Toxicity of CsCl, aggregation of AAV particles and the fact that adenovirus is not completely removed after extensive centrifugation complicates AAV purification by CsCl density gradient ultracentrifugation (Grieger, 2005). Another density separation medium, iodixanol, that is less toxic than CsCl and prevents AAV aggrega-tion has been employed in a single centrifugation step (Burova, 2005). Passage of the AAV fraction over an affinity column consisting of either a heparinized support matrix or a monoclonal antibodies produced against AAV2 significantly increased purity and in-fectivity of final preparations (Grimm, 1998; Auricchio, 2002). These methods, however, are for specific AAV serotypes. Ion exchange chromatography is the most powerful and versatile method for AAV purification although buffer pH, detergent concentration and column medium must be tailored for each AAV serotype. Infectivity and purity of preparations obtained from these purification strategies are comparable to those obtained from affinity chromatographic methods and are complete within 3 hours.

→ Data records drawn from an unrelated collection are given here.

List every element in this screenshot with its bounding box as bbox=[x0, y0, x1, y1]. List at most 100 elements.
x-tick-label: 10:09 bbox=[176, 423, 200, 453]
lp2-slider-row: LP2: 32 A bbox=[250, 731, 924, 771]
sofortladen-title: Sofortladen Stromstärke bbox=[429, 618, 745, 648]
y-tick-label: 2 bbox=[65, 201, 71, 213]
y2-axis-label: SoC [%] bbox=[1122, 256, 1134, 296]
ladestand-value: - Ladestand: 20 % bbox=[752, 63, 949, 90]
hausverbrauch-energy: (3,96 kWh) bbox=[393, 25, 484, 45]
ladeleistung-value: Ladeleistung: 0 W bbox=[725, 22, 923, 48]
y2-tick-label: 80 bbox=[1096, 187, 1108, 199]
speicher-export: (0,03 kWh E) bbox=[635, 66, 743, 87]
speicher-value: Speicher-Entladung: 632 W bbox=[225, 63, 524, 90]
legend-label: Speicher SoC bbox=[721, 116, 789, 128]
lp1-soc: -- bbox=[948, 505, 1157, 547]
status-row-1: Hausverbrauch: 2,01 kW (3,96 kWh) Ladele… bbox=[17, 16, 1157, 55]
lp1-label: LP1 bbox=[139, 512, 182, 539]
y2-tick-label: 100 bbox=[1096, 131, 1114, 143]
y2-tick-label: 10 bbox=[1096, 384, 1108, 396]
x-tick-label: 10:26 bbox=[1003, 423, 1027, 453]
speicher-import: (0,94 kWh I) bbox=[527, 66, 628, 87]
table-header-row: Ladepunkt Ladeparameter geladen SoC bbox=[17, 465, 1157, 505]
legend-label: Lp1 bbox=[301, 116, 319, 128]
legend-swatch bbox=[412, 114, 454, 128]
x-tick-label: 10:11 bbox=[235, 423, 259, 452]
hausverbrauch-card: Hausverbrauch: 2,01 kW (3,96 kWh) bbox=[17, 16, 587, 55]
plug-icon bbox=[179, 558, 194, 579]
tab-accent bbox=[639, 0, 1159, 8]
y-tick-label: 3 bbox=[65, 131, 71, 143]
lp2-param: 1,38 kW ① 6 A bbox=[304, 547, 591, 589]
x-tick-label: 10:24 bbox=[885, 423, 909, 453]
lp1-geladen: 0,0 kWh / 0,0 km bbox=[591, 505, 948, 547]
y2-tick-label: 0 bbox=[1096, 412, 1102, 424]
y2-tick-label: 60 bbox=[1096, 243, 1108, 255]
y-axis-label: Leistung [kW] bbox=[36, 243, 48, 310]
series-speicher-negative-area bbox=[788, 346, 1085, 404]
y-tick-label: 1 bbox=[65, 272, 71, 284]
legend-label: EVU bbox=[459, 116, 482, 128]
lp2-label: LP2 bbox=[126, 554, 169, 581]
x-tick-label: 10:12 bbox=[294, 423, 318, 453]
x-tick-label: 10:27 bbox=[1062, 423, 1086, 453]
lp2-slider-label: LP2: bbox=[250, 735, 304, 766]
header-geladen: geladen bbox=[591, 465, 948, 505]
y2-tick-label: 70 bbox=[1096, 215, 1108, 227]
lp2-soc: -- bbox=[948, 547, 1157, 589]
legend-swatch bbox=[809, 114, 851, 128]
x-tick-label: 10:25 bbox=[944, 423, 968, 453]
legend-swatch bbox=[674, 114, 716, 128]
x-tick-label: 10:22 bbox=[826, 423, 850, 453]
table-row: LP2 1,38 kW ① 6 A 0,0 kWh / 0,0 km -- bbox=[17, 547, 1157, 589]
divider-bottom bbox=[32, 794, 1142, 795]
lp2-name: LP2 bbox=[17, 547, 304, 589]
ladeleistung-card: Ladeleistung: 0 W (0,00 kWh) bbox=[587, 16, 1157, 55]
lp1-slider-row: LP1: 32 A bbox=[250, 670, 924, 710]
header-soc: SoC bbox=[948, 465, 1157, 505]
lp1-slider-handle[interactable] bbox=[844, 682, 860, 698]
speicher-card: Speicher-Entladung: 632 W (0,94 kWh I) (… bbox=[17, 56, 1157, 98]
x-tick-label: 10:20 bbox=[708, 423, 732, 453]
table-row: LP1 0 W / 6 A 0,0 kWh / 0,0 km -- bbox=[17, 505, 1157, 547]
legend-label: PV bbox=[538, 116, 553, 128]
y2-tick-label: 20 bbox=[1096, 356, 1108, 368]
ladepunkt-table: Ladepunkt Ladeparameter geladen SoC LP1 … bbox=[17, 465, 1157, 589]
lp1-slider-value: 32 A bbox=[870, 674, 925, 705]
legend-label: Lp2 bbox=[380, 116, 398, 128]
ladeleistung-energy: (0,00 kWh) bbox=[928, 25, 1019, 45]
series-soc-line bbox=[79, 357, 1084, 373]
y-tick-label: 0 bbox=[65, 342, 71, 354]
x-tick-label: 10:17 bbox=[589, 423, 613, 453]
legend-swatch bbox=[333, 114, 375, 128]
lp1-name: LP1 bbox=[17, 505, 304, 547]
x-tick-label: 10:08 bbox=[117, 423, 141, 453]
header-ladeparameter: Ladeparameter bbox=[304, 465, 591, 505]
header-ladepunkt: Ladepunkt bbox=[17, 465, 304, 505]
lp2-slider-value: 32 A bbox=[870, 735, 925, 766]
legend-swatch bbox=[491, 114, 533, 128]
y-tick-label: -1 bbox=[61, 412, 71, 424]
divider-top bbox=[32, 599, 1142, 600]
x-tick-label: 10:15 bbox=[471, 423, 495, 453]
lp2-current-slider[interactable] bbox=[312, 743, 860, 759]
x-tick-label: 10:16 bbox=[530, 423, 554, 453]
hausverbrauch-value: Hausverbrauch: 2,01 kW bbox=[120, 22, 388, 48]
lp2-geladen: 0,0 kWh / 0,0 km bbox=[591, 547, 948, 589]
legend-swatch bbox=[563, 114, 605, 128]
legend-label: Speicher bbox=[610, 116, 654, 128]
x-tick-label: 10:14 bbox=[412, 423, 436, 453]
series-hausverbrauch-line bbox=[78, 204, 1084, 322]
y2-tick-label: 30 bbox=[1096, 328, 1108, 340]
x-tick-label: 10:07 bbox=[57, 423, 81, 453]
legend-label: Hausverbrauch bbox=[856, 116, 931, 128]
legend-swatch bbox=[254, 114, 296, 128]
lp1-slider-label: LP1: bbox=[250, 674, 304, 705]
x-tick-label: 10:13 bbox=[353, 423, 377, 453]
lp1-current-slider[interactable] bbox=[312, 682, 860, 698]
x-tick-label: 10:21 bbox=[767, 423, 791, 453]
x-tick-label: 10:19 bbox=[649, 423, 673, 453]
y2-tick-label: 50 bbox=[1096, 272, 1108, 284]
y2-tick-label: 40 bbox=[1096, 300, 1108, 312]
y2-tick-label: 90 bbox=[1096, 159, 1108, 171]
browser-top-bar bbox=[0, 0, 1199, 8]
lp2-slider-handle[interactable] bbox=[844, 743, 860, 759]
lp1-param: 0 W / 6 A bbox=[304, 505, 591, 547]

Few studies have been published that describe systematic efforts to optimize AAV vector formulation and stability. Initial studies demonstrated that AAV is significantly more stable than other recombinant viruses under development for gene transfer. Some have reported that the virus is stable at 4˚C in phosphate buffered saline alone for over 4 months before a significant drop in infectious titer was observed (Croyle, 2001). Similar results have been reported at 25˚C. Addition of cryoprotectants such as sorbitol and polysorbate 80 have extended the stability of the virus at 4˚C for 1 year (Wright, 2003). Lyophilization has also stabilized AAV for over one year at 25˚C after a subtle drop in titer due to processing (Croyle, 2001). Like the adenovirus, AAV is susceptible to loss of infectivity after freezing at –80 and –20˚C. Use of potassium-based buffers that avoid drastic changes in pH during freezing and the addition of cryoprotectants moderately extended the stability of AAV at sub-zero temperatures (Croyle, 2001; Wright, 2003). Aggregation of virus particles and subsequent loss of infectious titer is a significant issue in preparations purified by column chromatography (Wright, 2005). Unlike density gradient ultracentrifu-gation, chromatographic techniques cannot distin-guish between virus capsids that contain the AAV genome and those that are empty, which promote virus aggregation. Increasing the ionic strength of buffers used during purification and processing and in the final formulation significantly reduces this phenomenon and improves long-term stability.